COCOBOD to cut down diseased, moribund trees

The Ghana Cocoa Board (COCOBOD) is to cut down 39 per cent of the country’s cocoa trees covering a total area of 742,187.81 hectares which are infested with diseases and were moribund, to pave the way for replanting in the affected areas.

While 17 per cent of the country’s cocoa trees covering a total area of 315,886.06 hectares are infected with diseases, 22 per cent covering 426,301.75 hectares are moribund and can, therefore, not contribute much to the total annual cocoa yield of the country.

Sensitisation

The Western North Regional Manager of Cocoa Health and Extension Division (CHED) of COCOBOD, Mr Samuel Amponsah, who announced this at Goaso in the Asunafo North District of the Brong Ahafo Region, said sensitisation programmes were currently ongoing to educate cocoa farmers to ensure the success of the exercise when it finally set off later this month.

He was speaking to the Daily Graphic on the sidelines of a Cooperative Business School for Farmers programme which was attended by about 100 cocoa farmers from the Brong Ahafo and the Sefwi area of the Western Region last Tuesday.

Intervention

Mr Amponsah indicated that COCOBOD had found it convenient to intervene with the mass cutting down of moribund cocoa trees “because most of the cocoa trees are over age and some of them are affected by the cocoa swollen shoot disease and we want to eradicate this disease.”

“As of now, everything is okay and by next week the cutting will start,” he stated.

According to him, the exercise, code named, “Rehabilitation of diseased and moribund cocoa trees,” would start from the Eastern and parts of the Western regions where the infection “is very very great,” while the other regions would join the exercise in October, this year.

Mr Amponsah said 68 per cent out of the 315,886.06 hectares of cocoa trees infested with diseases nationwide were in the Western North area, while 13 per cent were in the Eastern Region hence, the commencement of the exercise in the two areas.

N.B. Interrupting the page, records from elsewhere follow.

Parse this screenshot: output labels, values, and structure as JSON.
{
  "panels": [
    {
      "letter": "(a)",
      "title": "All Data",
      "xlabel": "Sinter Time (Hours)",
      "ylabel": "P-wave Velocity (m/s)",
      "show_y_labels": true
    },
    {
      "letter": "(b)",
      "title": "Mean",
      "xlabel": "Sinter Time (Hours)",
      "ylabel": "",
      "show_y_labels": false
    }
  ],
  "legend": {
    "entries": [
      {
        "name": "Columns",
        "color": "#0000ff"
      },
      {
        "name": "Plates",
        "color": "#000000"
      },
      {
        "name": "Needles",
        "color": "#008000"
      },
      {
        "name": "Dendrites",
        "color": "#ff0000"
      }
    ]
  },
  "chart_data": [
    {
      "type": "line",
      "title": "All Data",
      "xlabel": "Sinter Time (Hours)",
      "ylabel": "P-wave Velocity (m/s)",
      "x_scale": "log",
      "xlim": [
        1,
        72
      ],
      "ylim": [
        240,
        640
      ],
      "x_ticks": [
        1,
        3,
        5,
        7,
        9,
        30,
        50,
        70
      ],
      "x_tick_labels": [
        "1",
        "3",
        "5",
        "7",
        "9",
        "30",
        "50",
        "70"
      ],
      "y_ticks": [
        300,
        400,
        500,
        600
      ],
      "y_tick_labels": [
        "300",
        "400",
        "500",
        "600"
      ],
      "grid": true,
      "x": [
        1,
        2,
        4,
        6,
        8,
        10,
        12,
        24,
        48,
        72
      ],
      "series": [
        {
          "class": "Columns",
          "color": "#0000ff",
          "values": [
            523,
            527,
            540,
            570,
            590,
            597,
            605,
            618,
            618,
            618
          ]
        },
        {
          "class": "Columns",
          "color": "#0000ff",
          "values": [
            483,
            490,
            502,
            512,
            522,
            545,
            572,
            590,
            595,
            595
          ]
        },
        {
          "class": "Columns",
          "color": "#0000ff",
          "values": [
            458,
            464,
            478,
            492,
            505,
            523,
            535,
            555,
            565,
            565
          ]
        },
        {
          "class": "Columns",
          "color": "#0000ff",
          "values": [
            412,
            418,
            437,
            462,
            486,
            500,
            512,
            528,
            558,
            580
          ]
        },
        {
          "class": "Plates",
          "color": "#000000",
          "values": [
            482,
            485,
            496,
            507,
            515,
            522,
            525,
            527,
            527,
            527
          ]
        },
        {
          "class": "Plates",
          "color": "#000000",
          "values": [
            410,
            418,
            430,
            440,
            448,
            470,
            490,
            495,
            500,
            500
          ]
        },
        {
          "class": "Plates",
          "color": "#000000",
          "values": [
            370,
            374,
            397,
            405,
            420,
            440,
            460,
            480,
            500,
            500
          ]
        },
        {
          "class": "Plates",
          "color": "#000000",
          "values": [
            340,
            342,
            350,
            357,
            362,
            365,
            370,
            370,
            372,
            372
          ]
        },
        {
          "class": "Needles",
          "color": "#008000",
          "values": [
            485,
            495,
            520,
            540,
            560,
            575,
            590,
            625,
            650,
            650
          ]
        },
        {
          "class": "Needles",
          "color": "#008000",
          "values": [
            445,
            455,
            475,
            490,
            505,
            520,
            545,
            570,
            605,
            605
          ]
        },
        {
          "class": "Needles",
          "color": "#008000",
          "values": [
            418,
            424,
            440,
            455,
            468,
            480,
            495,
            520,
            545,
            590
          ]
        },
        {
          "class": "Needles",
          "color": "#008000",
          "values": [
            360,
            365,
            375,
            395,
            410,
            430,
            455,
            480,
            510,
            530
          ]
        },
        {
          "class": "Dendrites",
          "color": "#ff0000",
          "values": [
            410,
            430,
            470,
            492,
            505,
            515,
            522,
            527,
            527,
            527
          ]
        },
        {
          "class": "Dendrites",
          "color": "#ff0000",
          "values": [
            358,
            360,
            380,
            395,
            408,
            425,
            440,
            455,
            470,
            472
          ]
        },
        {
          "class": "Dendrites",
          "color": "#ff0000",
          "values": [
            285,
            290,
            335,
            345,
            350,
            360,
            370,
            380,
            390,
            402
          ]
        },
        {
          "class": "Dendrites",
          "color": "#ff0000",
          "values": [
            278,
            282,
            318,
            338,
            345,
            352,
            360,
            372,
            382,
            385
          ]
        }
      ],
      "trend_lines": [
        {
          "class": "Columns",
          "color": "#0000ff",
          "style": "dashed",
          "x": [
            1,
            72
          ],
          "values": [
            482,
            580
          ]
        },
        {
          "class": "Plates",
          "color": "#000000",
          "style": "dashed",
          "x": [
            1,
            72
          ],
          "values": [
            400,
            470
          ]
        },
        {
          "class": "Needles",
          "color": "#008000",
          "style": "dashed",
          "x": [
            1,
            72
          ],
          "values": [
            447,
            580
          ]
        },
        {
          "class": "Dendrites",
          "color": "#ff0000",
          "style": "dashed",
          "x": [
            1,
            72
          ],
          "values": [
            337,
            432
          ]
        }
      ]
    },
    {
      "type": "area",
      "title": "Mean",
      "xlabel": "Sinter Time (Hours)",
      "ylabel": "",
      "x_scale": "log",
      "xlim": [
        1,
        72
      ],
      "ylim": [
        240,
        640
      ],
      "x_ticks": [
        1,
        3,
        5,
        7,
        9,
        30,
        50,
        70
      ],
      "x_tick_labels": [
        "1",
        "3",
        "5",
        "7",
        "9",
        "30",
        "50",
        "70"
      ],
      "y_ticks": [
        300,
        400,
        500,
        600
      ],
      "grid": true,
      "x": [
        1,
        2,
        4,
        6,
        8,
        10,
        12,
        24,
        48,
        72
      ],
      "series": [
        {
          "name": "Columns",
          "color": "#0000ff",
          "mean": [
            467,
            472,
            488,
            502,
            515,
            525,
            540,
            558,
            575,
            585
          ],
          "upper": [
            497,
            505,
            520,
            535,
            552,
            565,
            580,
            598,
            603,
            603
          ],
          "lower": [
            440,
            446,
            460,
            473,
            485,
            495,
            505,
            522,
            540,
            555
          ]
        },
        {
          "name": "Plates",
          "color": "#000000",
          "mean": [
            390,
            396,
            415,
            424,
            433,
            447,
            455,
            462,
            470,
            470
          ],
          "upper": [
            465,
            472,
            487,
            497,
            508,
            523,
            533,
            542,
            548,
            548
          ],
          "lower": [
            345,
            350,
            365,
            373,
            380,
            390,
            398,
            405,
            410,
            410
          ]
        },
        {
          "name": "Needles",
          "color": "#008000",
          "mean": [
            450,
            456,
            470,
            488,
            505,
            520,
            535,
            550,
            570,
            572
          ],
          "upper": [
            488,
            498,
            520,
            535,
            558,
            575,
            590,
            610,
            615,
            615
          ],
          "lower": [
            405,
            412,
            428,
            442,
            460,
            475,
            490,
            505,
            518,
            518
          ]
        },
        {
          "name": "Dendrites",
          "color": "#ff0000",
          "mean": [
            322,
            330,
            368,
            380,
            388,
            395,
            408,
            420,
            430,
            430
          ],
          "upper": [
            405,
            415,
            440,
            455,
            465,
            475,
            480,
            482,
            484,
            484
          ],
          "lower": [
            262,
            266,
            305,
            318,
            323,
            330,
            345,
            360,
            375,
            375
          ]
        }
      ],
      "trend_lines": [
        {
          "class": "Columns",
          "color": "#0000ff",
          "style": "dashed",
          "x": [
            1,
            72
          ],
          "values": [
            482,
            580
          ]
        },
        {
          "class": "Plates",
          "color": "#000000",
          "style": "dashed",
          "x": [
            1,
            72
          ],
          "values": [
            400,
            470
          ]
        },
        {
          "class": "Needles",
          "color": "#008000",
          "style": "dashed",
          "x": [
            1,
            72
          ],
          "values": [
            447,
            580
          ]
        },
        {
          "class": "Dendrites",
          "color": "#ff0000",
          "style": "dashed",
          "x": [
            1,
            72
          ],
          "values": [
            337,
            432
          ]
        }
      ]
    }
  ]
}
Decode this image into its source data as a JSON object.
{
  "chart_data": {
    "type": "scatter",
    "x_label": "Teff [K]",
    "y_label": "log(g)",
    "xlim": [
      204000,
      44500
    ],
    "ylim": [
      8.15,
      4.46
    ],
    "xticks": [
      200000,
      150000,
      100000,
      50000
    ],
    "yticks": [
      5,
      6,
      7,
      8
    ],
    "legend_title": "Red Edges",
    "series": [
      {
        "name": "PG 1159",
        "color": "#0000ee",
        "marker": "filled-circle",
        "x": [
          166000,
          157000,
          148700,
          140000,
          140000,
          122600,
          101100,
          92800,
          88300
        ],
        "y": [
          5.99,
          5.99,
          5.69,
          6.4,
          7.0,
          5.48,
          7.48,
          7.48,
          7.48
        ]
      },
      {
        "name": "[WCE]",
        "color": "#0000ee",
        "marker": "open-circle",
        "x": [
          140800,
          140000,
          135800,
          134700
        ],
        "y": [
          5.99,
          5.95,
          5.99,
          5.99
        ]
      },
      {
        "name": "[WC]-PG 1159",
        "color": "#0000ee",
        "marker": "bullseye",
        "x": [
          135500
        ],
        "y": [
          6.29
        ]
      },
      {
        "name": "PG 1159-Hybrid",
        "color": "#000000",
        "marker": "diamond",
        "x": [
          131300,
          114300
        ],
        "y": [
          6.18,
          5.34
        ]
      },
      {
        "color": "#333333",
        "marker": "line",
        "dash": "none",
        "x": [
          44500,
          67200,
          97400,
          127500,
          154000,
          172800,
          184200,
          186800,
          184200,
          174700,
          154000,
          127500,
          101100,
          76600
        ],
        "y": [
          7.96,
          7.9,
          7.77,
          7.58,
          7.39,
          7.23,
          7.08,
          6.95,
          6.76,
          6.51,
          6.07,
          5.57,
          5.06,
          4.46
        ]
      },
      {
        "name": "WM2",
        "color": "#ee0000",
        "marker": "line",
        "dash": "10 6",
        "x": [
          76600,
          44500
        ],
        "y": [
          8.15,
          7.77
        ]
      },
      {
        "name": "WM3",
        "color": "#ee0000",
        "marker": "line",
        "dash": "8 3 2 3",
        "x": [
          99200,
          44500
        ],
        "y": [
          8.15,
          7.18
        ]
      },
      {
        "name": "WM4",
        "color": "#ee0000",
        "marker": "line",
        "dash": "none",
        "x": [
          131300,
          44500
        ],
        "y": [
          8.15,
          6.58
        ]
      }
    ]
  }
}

He added that almost half of the entire cocoa population in the Western North area (42 per cent) were affected by diseases, while 25 per cent of the cocoa population in the Eastern Region were also in the same situation.

Compensation

Mr Amponsah indicated that COCOBOD had instituted a package to pay compensation to the affected farmers.

He said the affected farmers would be given initial compensation during the tree-cutting exercise and an additional compensation during the replanting in the affected areas.

Additionally, COCOBOD will outsource the replanting exercise to service providers who will plant economic trees and plantain suckers, as well as cocoa seedlings.

“We have agreed to pay GH¢552 per hectare for the initial compensation and GH¢1,290 per hectare during the replanting exercise,” Mr Amponsah added.

He said a loan had been acquired from the World Bank and the African Development Bank to cater for the compensation of the farmers.

Advice

Mr Amponsah advised cocoa farmers whose farms are moribund and affected with diseases to take advantage of the exercise because they might regret in future, explaining that the exercise would be launched in the Boako District in the Western Region this month.

He gave an assurance that the exercise would not affect an expected increase in the country’s cocoa yield in the coming season since “the cocoa trees that are expected to be cut down are already unproductive because they are aged and diseased.”